Six Bosnian nationals have been arrested and charged in the United States for allegedly sending money and weapons to the Islamic State of Iraq and Syria, the Department of Justice (DOJ) said in a statement on Friday. They are all charged with provision of material support to terror groups, and conspiracy to provide material support and resources.

"Today's charges and arrests underscore our resolve to identify, thwart, and hold accountable individuals within the United States who seek to provide material support to terrorists and terrorist organizations operating in Syria and Iraq," Assistant Attorney General for National Security John P. Carlin said in the statement. "Preventing the provision of supplies, money, and personnel to foreign terrorist organizations like ISIL remains a top priority of the National Security Division and our partners in the law enforcement and intelligence communities."

The suspects allegedly sent weapons, military uniforms, money and combat equipment to a man named Abdullah Ramo Pazara, a Bosnian who traveled from the U.S. to Syria in 2013 to join ISIS. The suspects also allegedly transferred money to Turkey and Saudi Arabia to third parties who later wired it to ISIS.

Pazara has not been charged because he is believed dead. He reportedly communicated with the suspects through social media, bragging about his activities in Syria, which included killings and kidnappings.

The suspects have been identified as Ramiz Zijad Hodzic, his wife Sedina Unkic Hodzic, and Armin Harcevic -- all three reside in St. Louis County, Missouri; Nihad Rosic of Utica, New York; Mediha Medy Salkiceviv of Schiller Park, Illinois; and Jasminka Ramic of Rockford, Illinois.

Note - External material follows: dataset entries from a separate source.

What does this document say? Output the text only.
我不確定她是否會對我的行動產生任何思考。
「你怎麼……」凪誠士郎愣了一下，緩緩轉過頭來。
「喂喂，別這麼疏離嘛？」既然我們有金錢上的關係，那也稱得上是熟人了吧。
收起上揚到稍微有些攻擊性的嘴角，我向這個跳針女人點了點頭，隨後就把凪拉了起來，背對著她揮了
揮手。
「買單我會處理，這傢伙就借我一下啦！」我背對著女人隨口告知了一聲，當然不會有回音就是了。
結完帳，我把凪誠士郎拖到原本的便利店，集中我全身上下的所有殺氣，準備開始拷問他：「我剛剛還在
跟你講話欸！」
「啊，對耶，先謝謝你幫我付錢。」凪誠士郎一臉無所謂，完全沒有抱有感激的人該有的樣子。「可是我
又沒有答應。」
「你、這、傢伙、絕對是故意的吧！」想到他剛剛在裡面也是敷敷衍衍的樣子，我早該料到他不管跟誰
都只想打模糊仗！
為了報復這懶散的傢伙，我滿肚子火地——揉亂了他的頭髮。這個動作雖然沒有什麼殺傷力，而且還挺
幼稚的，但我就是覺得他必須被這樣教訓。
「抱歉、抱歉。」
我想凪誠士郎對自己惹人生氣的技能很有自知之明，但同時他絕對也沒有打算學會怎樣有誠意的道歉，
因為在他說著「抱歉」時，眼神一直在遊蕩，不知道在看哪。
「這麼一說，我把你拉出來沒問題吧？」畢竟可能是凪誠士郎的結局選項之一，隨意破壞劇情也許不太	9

Ramiz and Nihad Rosic also face additional charges of conspiring to maim and kill persons in a foreign country. Ramiz allegedly provided tactical advice to Pazara and other fighters, and sent scopes and rangefinders to be used with sniper rifles. Rosic allegedly attempted to travel to Syria.

The suspects are all immigrants from Bosnia, and three of them had become naturalized U.S. citizens, with the others maintaining legal or refugee status in the country, the DOJ said. The suspects face up to 15 years in prison and $250,000 in fines. Ramiz and Rosic, if found guilty of the conspiracy charges, could face life in prison.

The issue of Western support for terror groups like ISIS has been growing in recent months, and has been brought under the spotlight ever since a terrorist who declared his sympathy for ISIS shot and killed four people at a Jewish supermarket in Paris.